Over the course of its run, the show welcomed a host of guest stars, including two standing prime ministers (Paul Martin and Stephen Harper), one former governor-general (Adrienne Clarkson) the Tragically Hip, all judges from Canadian Idol, Dog the Bounty Hunter, hockey great Darryl Sittler, CTV news anchor Lloyd Robertson, world champion curlers Randy Ferbey and Dave Nedohin, Olympian Cindy Klassen, and actor Kiefer Sutherland. Perhaps the strangest almost-a-guest appearance involves the arrival in town of a stray German shepherd who helps several people in need. Hank becomes convinced the dog is, in fact, The Littlest Hobo, star of an old Canadian children’s show.2

In addition to its six seasons (none longer than nineteen episodes), there is also a special, Beyond Corner Gas: Tales from Dog River (2004). The cast has reenacted episodes for live audiences in order to raise money for Regina's Globe Theatre. The show has been nominated for numerous awards (including an International Emmy) and won six Gemini Awards, nine Canadian Comedy Awards, and one Screenwriting Award.

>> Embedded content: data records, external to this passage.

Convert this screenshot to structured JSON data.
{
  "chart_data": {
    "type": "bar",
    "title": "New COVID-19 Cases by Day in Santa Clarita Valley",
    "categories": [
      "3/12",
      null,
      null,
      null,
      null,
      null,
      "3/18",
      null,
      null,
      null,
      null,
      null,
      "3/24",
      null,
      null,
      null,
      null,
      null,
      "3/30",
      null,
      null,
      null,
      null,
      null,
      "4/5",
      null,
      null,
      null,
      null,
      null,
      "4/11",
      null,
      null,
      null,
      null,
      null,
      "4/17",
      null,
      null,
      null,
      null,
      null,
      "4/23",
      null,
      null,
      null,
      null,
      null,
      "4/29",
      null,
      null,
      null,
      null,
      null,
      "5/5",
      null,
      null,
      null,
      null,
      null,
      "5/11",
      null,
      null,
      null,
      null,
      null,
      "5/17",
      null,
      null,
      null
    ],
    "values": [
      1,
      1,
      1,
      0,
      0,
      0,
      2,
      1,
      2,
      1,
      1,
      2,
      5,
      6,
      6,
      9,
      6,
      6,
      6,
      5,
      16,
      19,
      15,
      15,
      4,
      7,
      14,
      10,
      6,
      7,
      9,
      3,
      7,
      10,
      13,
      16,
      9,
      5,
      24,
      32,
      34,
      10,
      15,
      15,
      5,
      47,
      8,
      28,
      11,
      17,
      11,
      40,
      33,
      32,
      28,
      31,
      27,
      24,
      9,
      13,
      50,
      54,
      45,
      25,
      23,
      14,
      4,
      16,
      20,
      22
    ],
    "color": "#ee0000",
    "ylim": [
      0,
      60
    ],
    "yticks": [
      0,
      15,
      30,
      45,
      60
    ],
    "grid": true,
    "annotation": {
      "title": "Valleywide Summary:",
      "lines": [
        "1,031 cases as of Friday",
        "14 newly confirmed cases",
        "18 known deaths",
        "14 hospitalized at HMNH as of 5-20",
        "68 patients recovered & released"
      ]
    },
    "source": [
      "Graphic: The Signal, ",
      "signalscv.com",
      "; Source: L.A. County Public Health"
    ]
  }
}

The 2008-2009 season was its last. Ratings remained high, but the show's creators and cast, wisely, chose to quit while they were still successful. And Corner Gas has succeeded as few imagined, becoming Canada's leading water cooler show and one of the country's most successful entertainment exports in the early twenty-first century.

Brent Butt as Brent Leroy
Gabrielle Miller as Lacey Burrows
Fred Ewanuik as Hank Yarbo
Nancy Robertson as Wanda Dollard
Eric Peterson as Oscar Leroy
Janet Wright as Emma Leroy
Lorne Cardinal as Davis Quinton
Tara Spencer-Nairn as Karen Pelly

1. The characters' last names are small towns in Saskatchewan.

2. Canada's answer to Lassie, The Littlest Hobo involved a genius of a stray who wandered from town to town helping people out. It ran from 1963 to 1965 and again from 1979 to 1985.